I own some land up the road, with six cabins my father had built back in the sixties and seventies. I live in the first cabin, the one I helped him build myself in 1968. The other five I rent out to tourists in the summer, hunters in the fall, and snowmobilers in the winter. Spring is the off-season in Paradise, a time to clean out the cabins and wait for the snow to melt.

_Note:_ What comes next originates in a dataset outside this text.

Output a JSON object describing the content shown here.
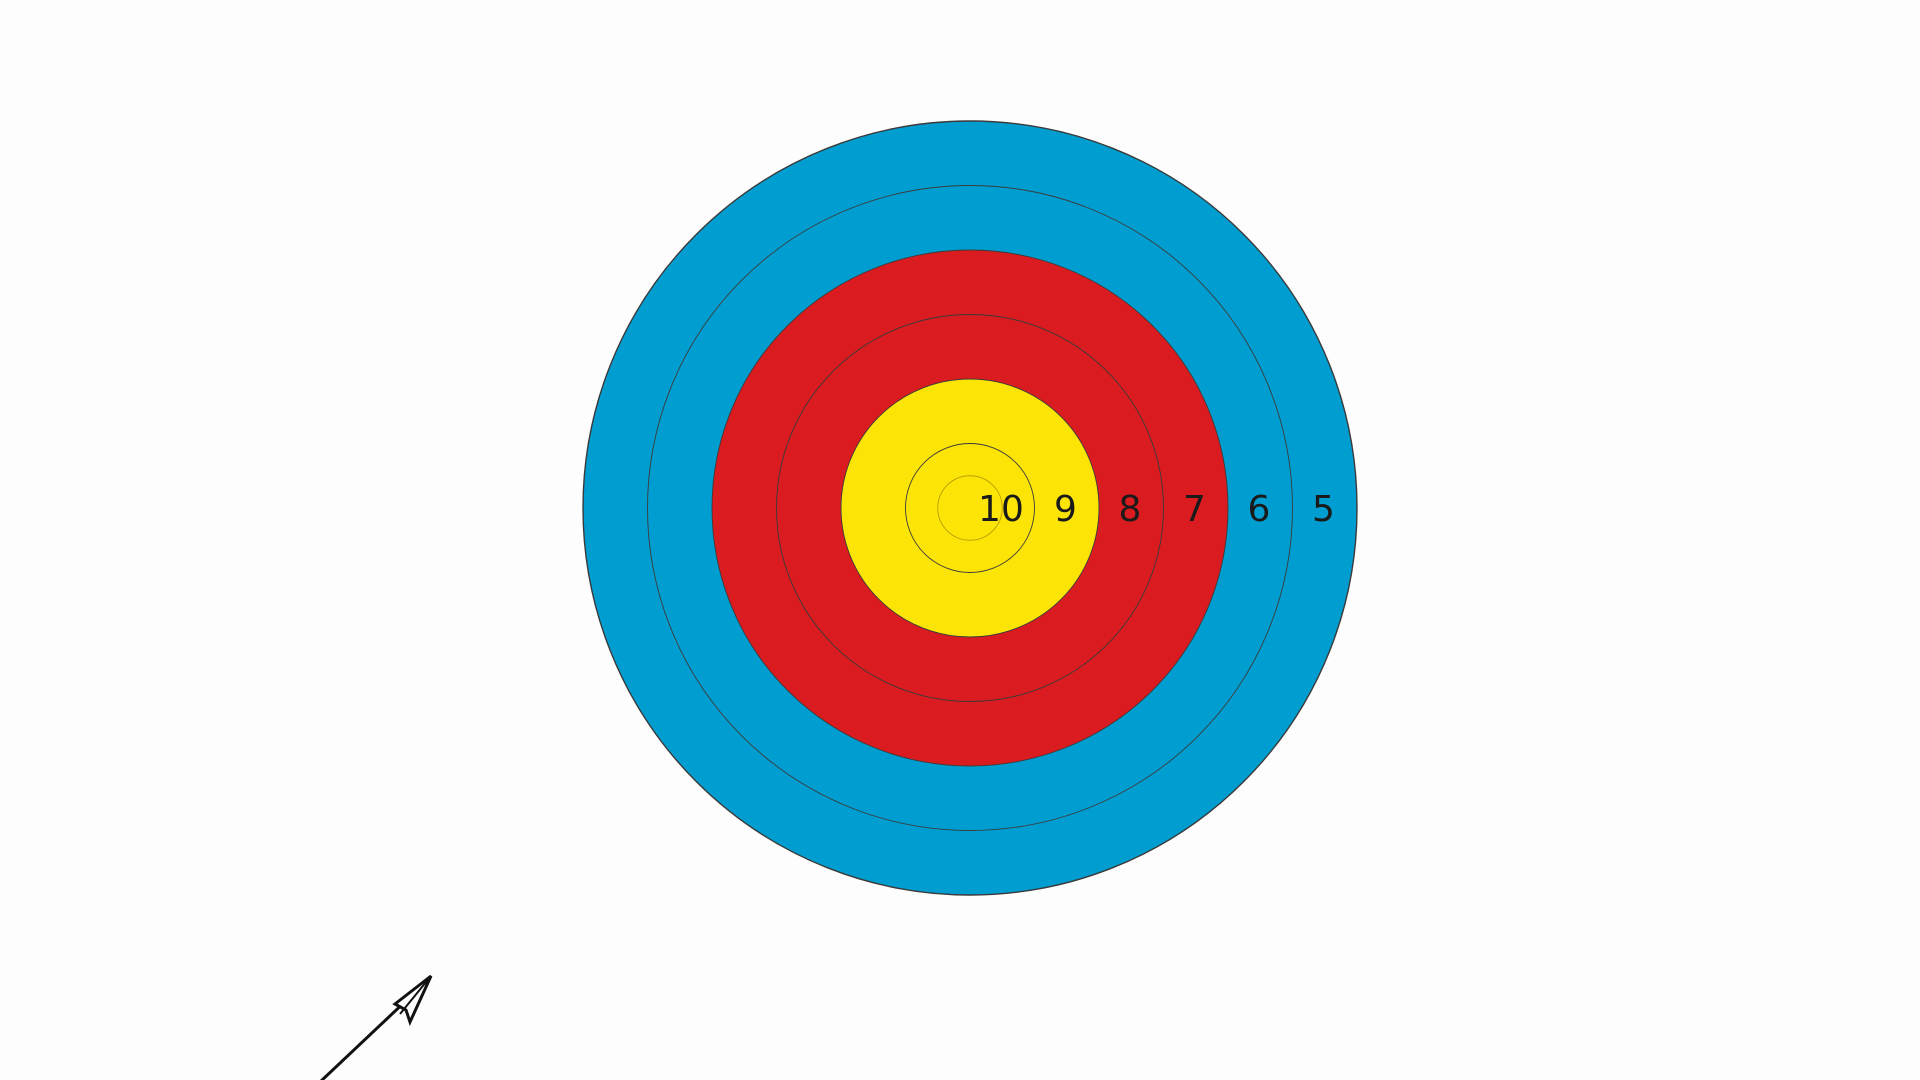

There was a time when spring meant something else, the four years I was catching in the minor leagues. A lifetime ago. I didn’t think about those days much anymore. A lot of time had passed since then, and a lot of things had happened. Eight years as a police officer in Detroit. A dead partner and a bullet still inside my chest. And then fifteen years up here in Paradise, spending nights like this one watching baseball on television and not even thinking about the days when I played the game myself. I certainly wasn’t thinking about Randy Wilkins, a left-hander I had caught back in triple-A ball in 1971. When he opened the door and stepped into the place and shouted my name, I couldn’t believe it was really him. If the Pope himself had come through the door wearing his big hat, I wouldn’t have been more surprised.

Almost thirty years later, the left-hander had found me.

CHAPTER 2

“Wilkins,” I said. “Randy Wilkins. I don’t believe it.” He looked about twenty pounds heavier, and the curly black hair he’d once had was mostly gone. What was left was cut close to his scalp. As if to compensate for the loss, he had grown a mustache and goatee.